Of course what we get is different every season; but after coming off of the winter months where there was virtually nothing fresh, transitioning into the spring always feels so refreshing, since it is bursting with everything fresh: lettuce, arugula, kale, spinach, radishes, cabbage, green onions, green garlic, and leeks.
Leeks are one of those foods that I’m never quite sure what to do with besides putting them in a frittata or making potato leek soup. I’ve done both so far this season but wanted to share my recipe for the latter because, like a lot of my soups, is so damn easy. And it involves bacon.
Similar to my tomato soup recipe, this one leaves out dairy. I call for the soup to be pureed instead so that the potatoes create a natural, creamy consistency without having to add cream.
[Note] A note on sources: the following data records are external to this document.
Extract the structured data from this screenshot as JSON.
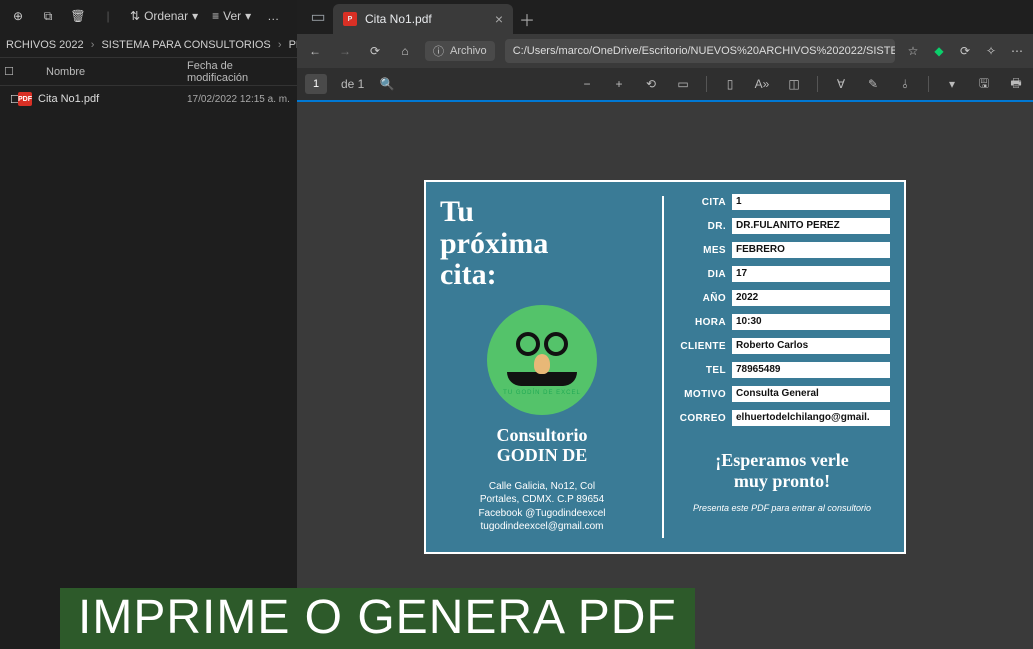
{
  "explorer": {
    "toolbar": {
      "sort": "Ordenar",
      "view": "Ver",
      "more": "…"
    },
    "breadcrumb": [
      "RCHIVOS 2022",
      "SISTEMA PARA CONSULTORIOS",
      "PDFCitas"
    ],
    "columns": {
      "name": "Nombre",
      "modified": "Fecha de modificación"
    },
    "files": [
      {
        "name": "Cita No1.pdf",
        "modified": "17/02/2022 12:15 a. m."
      }
    ]
  },
  "browser": {
    "tab_title": "Cita No1.pdf",
    "address_label": "Archivo",
    "url": "C:/Users/marco/OneDrive/Escritorio/NUEVOS%20ARCHIVOS%202022/SISTE…",
    "pdf_tools": {
      "page": "1",
      "of": "de 1"
    }
  },
  "pdf": {
    "headline": "Tu próxima cita:",
    "logo_text": "TU GODÍN DE EXCEL",
    "consultorio": "Consultorio GODIN DE",
    "address": [
      "Calle Galicia, No12, Col",
      "Portales, CDMX. C.P 89654",
      "Facebook @Tugodindeexcel",
      "tugodindeexcel@gmail.com"
    ],
    "fields": [
      {
        "label": "CITA",
        "value": "1"
      },
      {
        "label": "DR.",
        "value": "DR.FULANITO PEREZ"
      },
      {
        "label": "MES",
        "value": "FEBRERO"
      },
      {
        "label": "DIA",
        "value": "17"
      },
      {
        "label": "AÑO",
        "value": "2022"
      },
      {
        "label": "HORA",
        "value": "10:30"
      },
      {
        "label": "CLIENTE",
        "value": "Roberto Carlos"
      },
      {
        "label": "TEL",
        "value": "78965489"
      },
      {
        "label": "MOTIVO",
        "value": "Consulta General"
      },
      {
        "label": "CORREO",
        "value": "elhuertodelchilango@gmail."
      }
    ],
    "closing": "¡Esperamos verle muy pronto!",
    "presenta": "Presenta este PDF para entrar al consultorio"
  },
  "caption": "IMPRIME O GENERA PDF"
}
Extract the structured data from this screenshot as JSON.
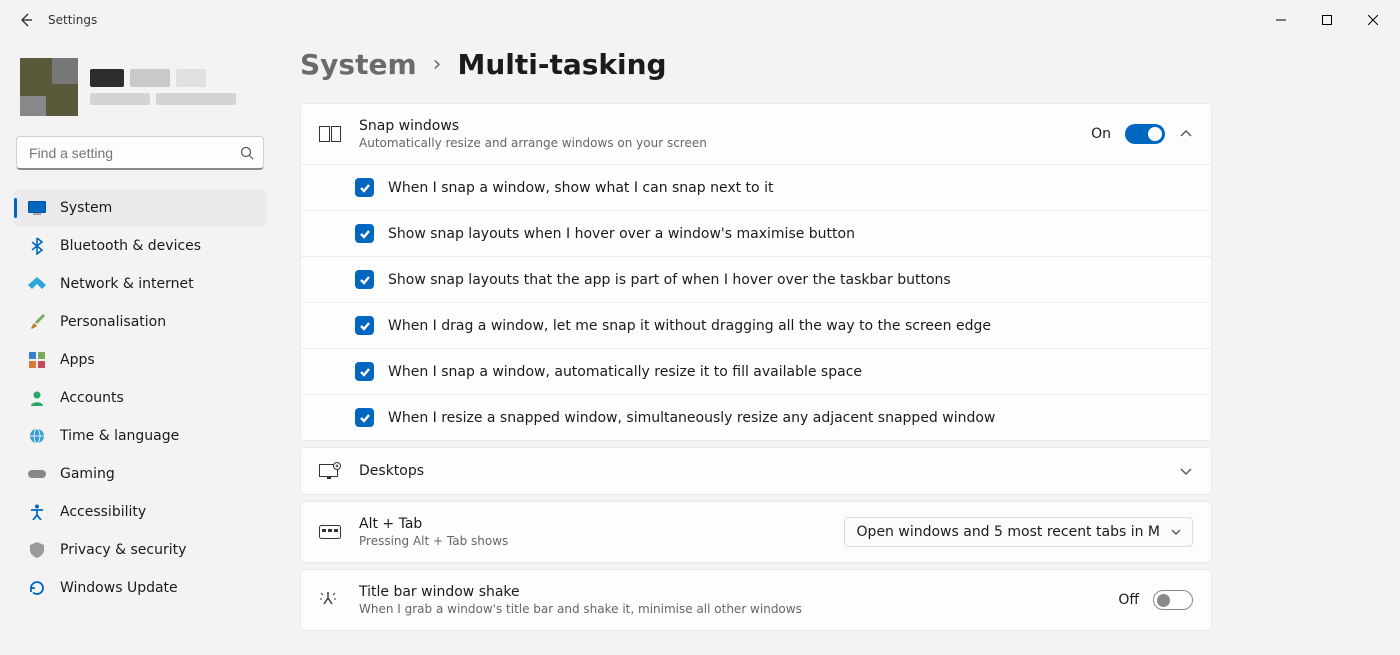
{
  "window": {
    "title": "Settings"
  },
  "search": {
    "placeholder": "Find a setting"
  },
  "nav": {
    "items": [
      {
        "label": "System"
      },
      {
        "label": "Bluetooth & devices"
      },
      {
        "label": "Network & internet"
      },
      {
        "label": "Personalisation"
      },
      {
        "label": "Apps"
      },
      {
        "label": "Accounts"
      },
      {
        "label": "Time & language"
      },
      {
        "label": "Gaming"
      },
      {
        "label": "Accessibility"
      },
      {
        "label": "Privacy & security"
      },
      {
        "label": "Windows Update"
      }
    ]
  },
  "breadcrumb": {
    "parent": "System",
    "current": "Multi-tasking"
  },
  "snap": {
    "title": "Snap windows",
    "desc": "Automatically resize and arrange windows on your screen",
    "state": "On",
    "options": [
      "When I snap a window, show what I can snap next to it",
      "Show snap layouts when I hover over a window's maximise button",
      "Show snap layouts that the app is part of when I hover over the taskbar buttons",
      "When I drag a window, let me snap it without dragging all the way to the screen edge",
      "When I snap a window, automatically resize it to fill available space",
      "When I resize a snapped window, simultaneously resize any adjacent snapped window"
    ]
  },
  "desktops": {
    "title": "Desktops"
  },
  "alttab": {
    "title": "Alt + Tab",
    "desc": "Pressing Alt + Tab shows",
    "selected": "Open windows and 5 most recent tabs in M"
  },
  "shake": {
    "title": "Title bar window shake",
    "desc": "When I grab a window's title bar and shake it, minimise all other windows",
    "state": "Off"
  }
}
Also, this soup is just FIVE ingredients (seven if you count salt and pepper) plus the bacon you put on top that increases your chances tenfold of your kids actually eating it.
I hope you enjoy! And happy spring!
- 2 tablespoons butter
- 3 leeks, halved and sliced
- 3 cloves garlic, minced
- 1 pound yukon gold potatoes, cut in 1 inch dice
- 4 cups chicken stock
- 1 teaspoon salt
- 1 teaspoon black pepper
- Toppings: bacon and scallions
- Melt butter in a medium saucepan over medium-low heat. Add leeks and garlic and cook until fragrant, about 5 minutes. Be careful with this step - you don't want them to burn!
- Add potatoes and stock. Make sure that the potatoes are covered with the stock by at least one inch. If not, add more stock (or water). Season with salt and pepper.
- Bring the soup to a simmer and cover the pot. Cook for 20 minutes or until a fork can easily pierce through the potatoes.
- Transfer soup to a blender or use an immersion blender and pulse as needed to achieve a slightly chunky, but not overly pureed, soup. How long you keep it in the blender is your preference. I like mine chunky so I don't overly process.
- Return soup to the pot and check the seasoning. Depending on your brand of stock, you may need more salt.
- Serve with bacon and scallions on top. Enjoy!